Его надежные конфиденты из Петербурга уведомляли: монарший гнев
на опального поэта не прошел, несмотря на хлопоты бабушки. Если
разобраться, ничего выдающегося офицер при Валерике не совершил.
Носился туда-сюда с поручениями, даже не был ранен. Вот словил бы
он пулю, как его товарищи Трубецкой и Долгорукий, тогда бы был
другой коленкор. Но уберегла судьба Лермонтова, а посему командиру
ОКК следовало проявить осторожность и просить такую награду,
которую давали всем подряд. Даже гражданским.
Для главноначальствующего на Кавказе не было секретом
недовольство «кавказцев» сложившейся практикой. Когда их обходили
наградами, в то время как основную тяготу войны они тащили на своих
плечах. И оставались в тени из-за таких вот «внучков», «племяшей» и
прочих «фазанов». В сложившейся обстановке, когда на Черноморской
линии все было плохо, а в восточной части Северного Кавказа
полыхало восстание, еще неизвестно, как в Петербурге в принципе
посмотрят на награждение участников кровопролитного сражения,
которое выделялось лишь большим уровнем потерь[2].
В общем, пришлось поручику Лермонтову возвращаться в Грозную.
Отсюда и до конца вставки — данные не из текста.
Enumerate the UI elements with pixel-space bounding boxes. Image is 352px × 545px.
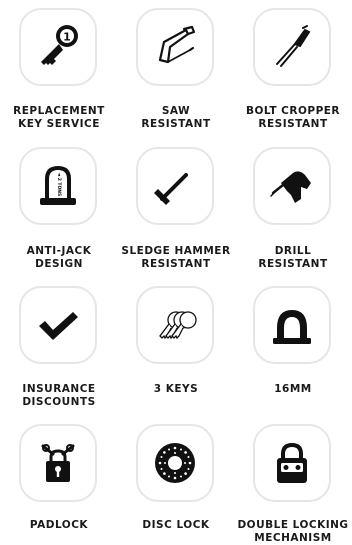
feature-tile	[136, 8, 214, 86]
three-keys-icon	[159, 311, 197, 340]
feature-tile	[253, 286, 331, 364]
key-with-number-icon: 1	[41, 25, 78, 65]
feature-tile	[253, 424, 331, 502]
feature-drill-resistant: DRILL RESISTANT	[234, 140, 352, 280]
feature-bolt-cropper-resistant: BOLT CROPPER RESISTANT	[234, 0, 352, 140]
padlock-chain-icon	[41, 444, 75, 482]
feature-label: DISC LOCK	[142, 519, 210, 531]
feature-disc-lock: DISC LOCK	[117, 420, 235, 544]
key-number: 1	[63, 31, 71, 44]
feature-insurance-discounts: INSURANCE DISCOUNTS	[0, 280, 118, 420]
feature-tile	[136, 286, 214, 364]
checkmark-icon	[39, 312, 78, 340]
feature-label: INSURANCE DISCOUNTS	[22, 383, 96, 408]
feature-label: REPLACEMENT KEY SERVICE	[13, 105, 105, 130]
feature-replacement-key-service: 1 REPLACEMENT KEY SERVICE	[0, 0, 118, 140]
feature-label: BOLT CROPPER RESISTANT	[245, 105, 341, 130]
feature-tile	[253, 147, 331, 225]
bolt-cropper-icon	[276, 25, 311, 67]
feature-label: SAW RESISTANT	[141, 105, 211, 130]
feature-tile: 1	[19, 8, 97, 86]
feature-tile	[253, 8, 331, 86]
u-lock-icon: ◄ 2 TONS ►	[40, 165, 76, 205]
feature-anti-jack-design: ◄ 2 TONS ► ANTI-JACK DESIGN	[0, 140, 118, 280]
feature-label: SLEDGE HAMMER RESISTANT	[121, 245, 231, 270]
feature-sledge-hammer-resistant: SLEDGE HAMMER RESISTANT	[117, 140, 235, 280]
feature-3-keys: 3 KEYS	[117, 280, 235, 420]
sledge-hammer-icon	[154, 173, 188, 205]
feature-label: DRILL RESISTANT	[258, 245, 328, 270]
feature-tile: ◄ 2 TONS ►	[19, 147, 97, 225]
feature-label: 3 KEYS	[153, 383, 199, 395]
shackle-16mm-icon	[273, 310, 311, 344]
feature-label: PADLOCK	[29, 519, 89, 531]
feature-tile	[136, 424, 214, 502]
features-grid: 1 REPLACEMENT KEY SERVICE SAW RESISTANT	[0, 0, 352, 544]
hacksaw-icon	[158, 25, 196, 64]
feature-double-locking-mechanism: DOUBLE LOCKING MECHANISM	[234, 420, 352, 544]
disc-lock-icon	[155, 443, 195, 483]
feature-label: DOUBLE LOCKING MECHANISM	[237, 519, 349, 544]
power-drill-icon	[270, 171, 311, 203]
feature-saw-resistant: SAW RESISTANT	[117, 0, 235, 140]
two-tons-text: ◄ 2 TONS ►	[56, 173, 62, 202]
feature-label: ANTI-JACK DESIGN	[26, 245, 92, 270]
feature-tile	[19, 424, 97, 502]
feature-label: 16MM	[274, 383, 312, 395]
lock-mechanism-icon	[277, 442, 307, 483]
feature-tile	[19, 286, 97, 364]
feature-tile	[136, 147, 214, 225]
feature-padlock: PADLOCK	[0, 420, 118, 544]
feature-16mm: 16MM	[234, 280, 352, 420]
Он
мечтал об отставке, но бабушка уведомила, что вряд ли дадут. Ничего
иного не оставалось, кроме как ехать в отряд и найти возможность
отличиться. Альтернатива прозябать в малярийных гарнизонах
черноморских фортов была еще хуже.
Но и здесь, на узких тропинках дремучих чеченских лесов, смерть
поджидала за каждым кустом. А на голых скалах Дагестана, где он
побывал во время июльского броска отряда к Темир-Хан-Шуре – за
каждым большим камнем. Галафеевские экспедиции не были
увеселительной прогулкой. На востоке Северного Кавказа опасность
была постоянной спутницей. Точно также, как и в Черкесии.
Лермонтову уже довелось хоронить товарищей. У Валерика он шел в
стрелковой цепи вместе с разжалованным декабристом Лихаревым.
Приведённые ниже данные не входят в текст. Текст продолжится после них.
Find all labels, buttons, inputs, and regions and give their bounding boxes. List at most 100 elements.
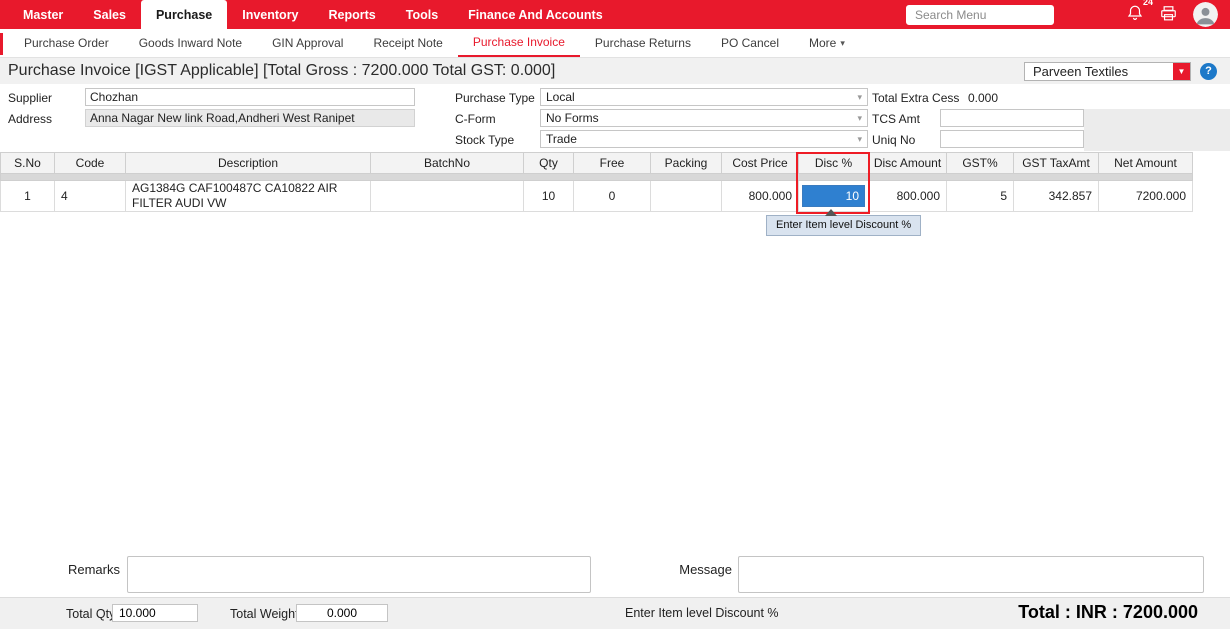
total-qty-input[interactable] (112, 604, 198, 622)
uniq-no-label: Uniq No (872, 133, 915, 147)
col-header-gst-percent: GST% (947, 153, 1014, 174)
title-bar: Purchase Invoice [IGST Applicable] [Tota… (0, 58, 1230, 84)
stock-type-value: Trade (546, 132, 577, 146)
help-button[interactable]: ? (1200, 63, 1217, 80)
form-right-filler (1084, 109, 1230, 151)
cell-gst-percent[interactable]: 5 (947, 181, 1014, 212)
c-form-label: C-Form (455, 112, 496, 126)
supplier-input[interactable] (85, 88, 415, 106)
col-header-description: Description (126, 153, 371, 174)
cell-sno[interactable]: 1 (1, 181, 55, 212)
grid-data-row: 1 4 AG1384G CAF100487C CA10822 AIR FILTE… (1, 181, 1193, 212)
message-label: Message (652, 562, 732, 577)
subnav-po-cancel[interactable]: PO Cancel (706, 29, 794, 57)
search-input[interactable] (906, 5, 1054, 25)
subnav-purchase-order[interactable]: Purchase Order (9, 29, 124, 57)
nav-master[interactable]: Master (8, 0, 78, 29)
cell-batchno[interactable] (371, 181, 524, 212)
cell-disc-amount[interactable]: 800.000 (869, 181, 947, 212)
status-message: Enter Item level Discount % (625, 606, 779, 620)
col-header-disc-percent: Disc % (799, 153, 869, 174)
cell-gst-taxamt[interactable]: 342.857 (1014, 181, 1099, 212)
company-dropdown-button[interactable]: ▼ (1173, 63, 1190, 80)
footer-bar: Total Qty Total Weight Enter Item level … (0, 597, 1230, 629)
discount-tooltip: Enter Item level Discount % (766, 215, 921, 236)
subnav-receipt-note[interactable]: Receipt Note (358, 29, 457, 57)
col-header-code: Code (55, 153, 126, 174)
cell-free[interactable]: 0 (574, 181, 651, 212)
nav-purchase[interactable]: Purchase (141, 0, 227, 29)
cell-code[interactable]: 4 (55, 181, 126, 212)
total-qty-label: Total Qty (66, 607, 115, 621)
nav-tools[interactable]: Tools (391, 0, 453, 29)
nav-sales[interactable]: Sales (78, 0, 141, 29)
grid-header-row: S.No Code Description BatchNo Qty Free P… (1, 153, 1193, 174)
total-extra-cess-label: Total Extra Cess (872, 91, 959, 105)
address-input[interactable] (85, 109, 415, 127)
address-label: Address (8, 112, 52, 126)
page-title: Purchase Invoice [IGST Applicable] [Tota… (8, 62, 555, 80)
stock-type-select[interactable]: Trade ▾ (540, 130, 868, 148)
grid-filter-row (1, 174, 1193, 181)
chevron-down-icon: ▾ (840, 38, 845, 49)
cell-description[interactable]: AG1384G CAF100487C CA10822 AIR FILTER AU… (126, 181, 371, 212)
cell-disc-percent[interactable]: 10 (799, 181, 869, 212)
disc-percent-value: 10 (846, 189, 859, 203)
message-textarea[interactable] (738, 556, 1204, 593)
subnav-goods-inward-note[interactable]: Goods Inward Note (124, 29, 257, 57)
subnav-gin-approval[interactable]: GIN Approval (257, 29, 358, 57)
subnav-more[interactable]: More ▾ (794, 29, 860, 57)
caret-down-icon: ▼ (1178, 67, 1186, 76)
disc-percent-input[interactable]: 10 (802, 185, 865, 207)
notification-badge: 24 (1143, 0, 1153, 7)
cell-cost-price[interactable]: 800.000 (722, 181, 799, 212)
cell-qty[interactable]: 10 (524, 181, 574, 212)
col-header-packing: Packing (651, 153, 722, 174)
discount-tooltip-text: Enter Item level Discount % (776, 219, 911, 231)
subnav-purchase-invoice[interactable]: Purchase Invoice (458, 29, 580, 57)
user-avatar[interactable] (1193, 2, 1218, 27)
item-grid: S.No Code Description BatchNo Qty Free P… (0, 152, 1192, 212)
subnav-accent-bar (0, 33, 3, 55)
remarks-label: Remarks (40, 562, 120, 577)
col-header-sno: S.No (1, 153, 55, 174)
notifications-button[interactable]: 24 (1126, 4, 1144, 25)
c-form-select[interactable]: No Forms ▾ (540, 109, 868, 127)
subnav-purchase-returns[interactable]: Purchase Returns (580, 29, 706, 57)
cell-net-amount[interactable]: 7200.000 (1099, 181, 1193, 212)
tcs-amt-label: TCS Amt (872, 112, 920, 126)
bell-icon (1126, 4, 1144, 25)
purchase-type-value: Local (546, 90, 575, 104)
col-header-gst-taxamt: GST TaxAmt (1014, 153, 1099, 174)
chevron-down-icon: ▾ (857, 113, 862, 124)
purchase-type-label: Purchase Type (455, 91, 535, 105)
chevron-down-icon: ▾ (857, 92, 862, 103)
total-extra-cess-value: 0.000 (968, 91, 998, 105)
cell-packing[interactable] (651, 181, 722, 212)
main-menu: Master Sales Purchase Inventory Reports … (0, 0, 618, 29)
print-button[interactable] (1159, 4, 1178, 26)
company-select-value: Parveen Textiles (1025, 63, 1173, 80)
chevron-down-icon: ▾ (857, 134, 862, 145)
tcs-amt-input[interactable] (940, 109, 1084, 127)
company-select[interactable]: Parveen Textiles ▼ (1024, 62, 1191, 81)
invoice-header-form: Supplier Address Purchase Type Local ▾ C… (0, 84, 1230, 152)
topnav-right-controls: 24 (906, 2, 1230, 27)
uniq-no-input[interactable] (940, 130, 1084, 148)
nav-reports[interactable]: Reports (314, 0, 391, 29)
subnav-more-label: More (809, 36, 836, 50)
col-header-cost-price: Cost Price (722, 153, 799, 174)
person-icon (1193, 16, 1218, 27)
top-navigation-bar: Master Sales Purchase Inventory Reports … (0, 0, 1230, 29)
purchase-submenu: Purchase Order Goods Inward Note GIN App… (0, 29, 1230, 58)
grand-total: Total : INR : 7200.000 (1018, 602, 1198, 623)
nav-inventory[interactable]: Inventory (227, 0, 313, 29)
col-header-net-amount: Net Amount (1099, 153, 1193, 174)
tooltip-arrow-icon (825, 209, 837, 216)
purchase-type-select[interactable]: Local ▾ (540, 88, 868, 106)
remarks-textarea[interactable] (127, 556, 591, 593)
total-weight-input[interactable] (296, 604, 388, 622)
c-form-value: No Forms (546, 111, 599, 125)
col-header-qty: Qty (524, 153, 574, 174)
nav-finance-accounts[interactable]: Finance And Accounts (453, 0, 618, 29)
Беседовали о Гегеле. Вдруг чеченская пуля оборвала беседу на
полуслове. И жизнь собеседника, умнейшего эрудированнейшего
человека – мгновенно, безжалостно…[3]
«Почему не меня?» – это мысль непрестанно мучила поручика.
Не мог он забыть и другой разговор. Только приехал в Ставрополь.
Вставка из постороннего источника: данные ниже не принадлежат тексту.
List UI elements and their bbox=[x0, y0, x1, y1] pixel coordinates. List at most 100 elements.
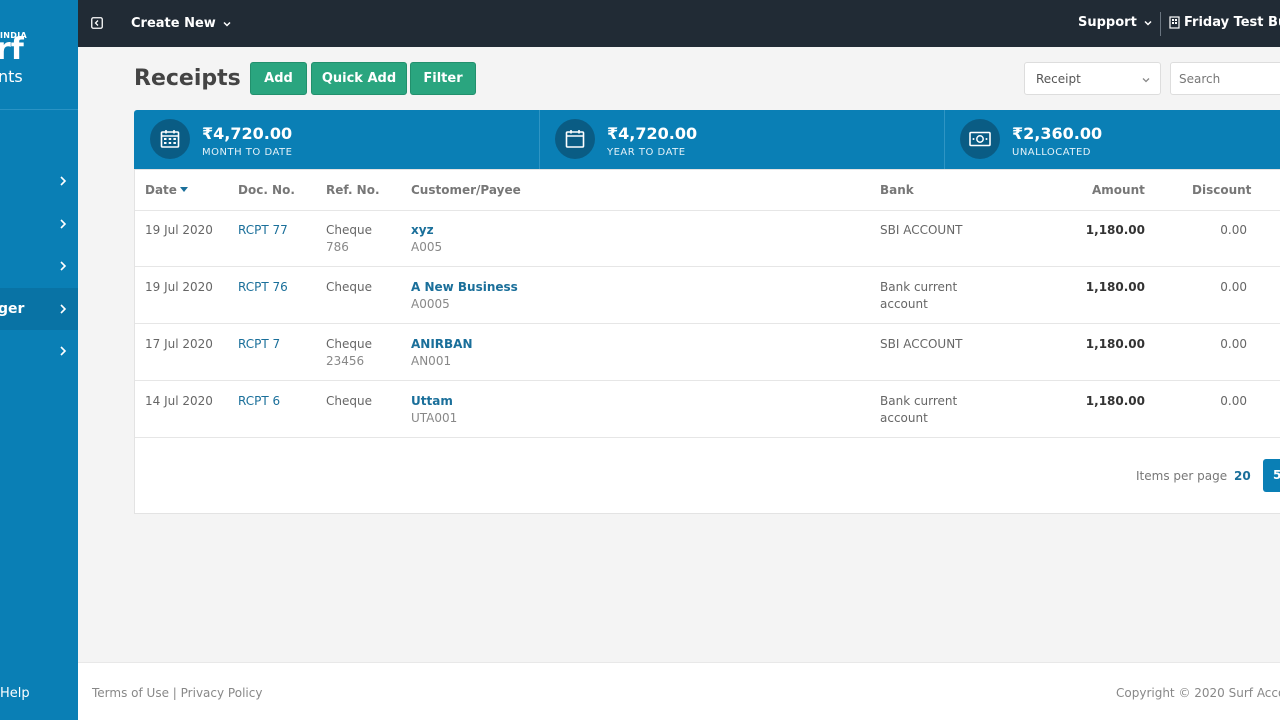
column-header-customer[interactable]: Customer/Payee bbox=[411, 183, 521, 197]
customer-link[interactable]: xyz bbox=[411, 222, 442, 239]
privacy-link[interactable]: Privacy Policy bbox=[181, 686, 263, 700]
row-customer: Uttam UTA001 bbox=[411, 393, 458, 425]
row-date: 19 Jul 2020 bbox=[145, 223, 213, 237]
customer-link[interactable]: ANIRBAN bbox=[411, 336, 473, 353]
footer-links: Terms of Use | Privacy Policy bbox=[92, 686, 262, 700]
page-title: Receipts bbox=[134, 66, 241, 91]
row-bank: SBI ACCOUNT bbox=[880, 337, 963, 351]
terms-link[interactable]: Terms of Use bbox=[92, 686, 169, 700]
row-amount: 1,180.00 bbox=[1085, 394, 1145, 408]
type-select-value: Receipt bbox=[1036, 72, 1081, 86]
business-name: Friday Test Busi bbox=[1184, 15, 1280, 30]
brand-logo[interactable]: INDIA rf nts bbox=[0, 0, 78, 110]
stat-label: UNALLOCATED bbox=[1012, 147, 1091, 158]
add-button[interactable]: Add bbox=[250, 62, 307, 95]
row-amount: 1,180.00 bbox=[1085, 280, 1145, 294]
type-select[interactable]: Receipt bbox=[1024, 62, 1161, 95]
row-discount: 0.00 bbox=[1220, 394, 1247, 408]
support-menu[interactable]: Support bbox=[1078, 15, 1153, 30]
row-ref: Cheque bbox=[326, 394, 372, 408]
table-row[interactable]: 17 Jul 2020 RCPT 7 Cheque 23456 ANIRBAN … bbox=[135, 324, 1280, 381]
row-bank: Bank current account bbox=[880, 394, 958, 425]
stat-value: ₹2,360.00 bbox=[1012, 124, 1103, 143]
footer: Terms of Use | Privacy Policy Copyright … bbox=[78, 662, 1280, 720]
help-link[interactable]: Help bbox=[0, 686, 30, 701]
column-header-discount[interactable]: Discount bbox=[1192, 183, 1251, 197]
row-customer: xyz A005 bbox=[411, 222, 443, 254]
copyright: Copyright © 2020 Surf Account bbox=[1116, 686, 1280, 700]
chevron-down-icon bbox=[1144, 20, 1152, 26]
stat-label: YEAR TO DATE bbox=[607, 147, 686, 158]
row-customer: ANIRBAN AN001 bbox=[411, 336, 473, 368]
sidebar-item-1[interactable] bbox=[0, 160, 78, 202]
column-header-date[interactable]: Date bbox=[145, 183, 188, 197]
chevron-right-icon bbox=[60, 261, 67, 271]
sidebar-item-label: ger bbox=[0, 301, 25, 317]
row-date: 14 Jul 2020 bbox=[145, 394, 213, 408]
row-doc-link[interactable]: RCPT 6 bbox=[238, 393, 280, 410]
support-label: Support bbox=[1078, 15, 1137, 30]
row-discount: 0.00 bbox=[1220, 280, 1247, 294]
row-discount: 0.00 bbox=[1220, 223, 1247, 237]
create-new-menu[interactable]: Create New bbox=[131, 16, 232, 31]
row-doc-link[interactable]: RCPT 76 bbox=[238, 279, 288, 296]
stat-month-to-date: ₹4,720.00 MONTH TO DATE bbox=[134, 110, 539, 169]
stat-year-to-date: ₹4,720.00 YEAR TO DATE bbox=[539, 110, 944, 169]
sidebar-toggle-icon[interactable] bbox=[91, 17, 103, 29]
logo-sub: nts bbox=[0, 67, 23, 86]
table-row[interactable]: 19 Jul 2020 RCPT 77 Cheque 786 xyz A005 … bbox=[135, 210, 1280, 267]
stat-label: MONTH TO DATE bbox=[202, 147, 293, 158]
row-ref: Cheque 786 bbox=[326, 223, 372, 254]
footer-separator: | bbox=[172, 686, 177, 700]
column-header-ref-no[interactable]: Ref. No. bbox=[326, 183, 380, 197]
row-ref: Cheque bbox=[326, 280, 372, 294]
stats-band: ₹4,720.00 MONTH TO DATE ₹4,720.00 YEAR T… bbox=[134, 110, 1280, 169]
row-amount: 1,180.00 bbox=[1085, 223, 1145, 237]
chevron-down-icon bbox=[223, 21, 231, 27]
building-icon bbox=[1169, 16, 1180, 29]
quick-add-button[interactable]: Quick Add bbox=[311, 62, 407, 95]
chevron-right-icon bbox=[60, 304, 67, 314]
row-ref: Cheque 23456 bbox=[326, 337, 372, 368]
chevron-down-icon bbox=[1142, 78, 1150, 83]
per-page-option-selected[interactable]: 5 bbox=[1263, 459, 1280, 492]
row-discount: 0.00 bbox=[1220, 337, 1247, 351]
sidebar-item-5[interactable] bbox=[0, 330, 78, 372]
business-switcher[interactable]: Friday Test Busi bbox=[1169, 15, 1280, 30]
table-row[interactable]: 14 Jul 2020 RCPT 6 Cheque Uttam UTA001 B… bbox=[135, 381, 1280, 438]
row-doc-link[interactable]: RCPT 77 bbox=[238, 222, 288, 239]
search-input[interactable] bbox=[1170, 62, 1280, 95]
sidebar-item-ledger[interactable]: ger bbox=[0, 288, 78, 330]
sidebar-item-2[interactable] bbox=[0, 203, 78, 245]
items-per-page-label: Items per page bbox=[1136, 469, 1228, 483]
stat-unallocated: ₹2,360.00 UNALLOCATED bbox=[944, 110, 1280, 169]
per-page-option-20[interactable]: 20 bbox=[1234, 469, 1251, 483]
column-header-doc-no[interactable]: Doc. No. bbox=[238, 183, 295, 197]
top-bar: Create New Support Friday Test Busi bbox=[78, 0, 1280, 47]
chevron-right-icon bbox=[60, 219, 67, 229]
stat-value: ₹4,720.00 bbox=[202, 124, 293, 143]
chevron-right-icon bbox=[60, 346, 67, 356]
row-bank: Bank current account bbox=[880, 280, 958, 311]
row-amount: 1,180.00 bbox=[1085, 337, 1145, 351]
calendar-grid-icon bbox=[150, 119, 190, 159]
sidebar: INDIA rf nts ger Help bbox=[0, 0, 78, 720]
logo-name: rf bbox=[0, 32, 24, 67]
money-icon bbox=[960, 119, 1000, 159]
receipts-table: Date Doc. No. Ref. No. Customer/Payee Ba… bbox=[134, 169, 1280, 514]
row-doc-link[interactable]: RCPT 7 bbox=[238, 336, 280, 353]
chevron-right-icon bbox=[60, 176, 67, 186]
row-customer: A New Business A0005 bbox=[411, 279, 518, 311]
row-bank: SBI ACCOUNT bbox=[880, 223, 963, 237]
sidebar-item-3[interactable] bbox=[0, 245, 78, 287]
customer-link[interactable]: Uttam bbox=[411, 393, 457, 410]
table-row[interactable]: 19 Jul 2020 RCPT 76 Cheque A New Busines… bbox=[135, 267, 1280, 324]
column-header-amount[interactable]: Amount bbox=[1092, 183, 1145, 197]
filter-button[interactable]: Filter bbox=[410, 62, 476, 95]
sort-desc-icon bbox=[179, 187, 188, 192]
column-header-bank[interactable]: Bank bbox=[880, 183, 914, 197]
row-date: 17 Jul 2020 bbox=[145, 337, 213, 351]
customer-link[interactable]: A New Business bbox=[411, 279, 518, 296]
calendar-icon bbox=[555, 119, 595, 159]
stat-value: ₹4,720.00 bbox=[607, 124, 698, 143]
Сидел в приемной Граббе, ожидая решения своей военной судьбы.
Разговорился с одним капитаном с медалью за Ахульго на груди рядом
с Владимиром и Георгием. Тот представился офицером Генерального
Штаба, Шульцем. Слово за слово, Лермонтов вытянул из немного
сумасшедшего в хорошем смысле слова, помешанного на битвах, Морица
подробности ранения при битве за Ахульго. Воинственный немец
признался, что был тяжело ранен во время первого штурма и полдня
провалялся среди погибших и пострадавших солдат в ожидании, когда
его вытащат. Умолчал лишь о тех страданиях, которые ему причиняла
пуля, пробившая небо и разворотившая щеку. От нее на правой щеке
остался багровый, еще не побелевший рубец.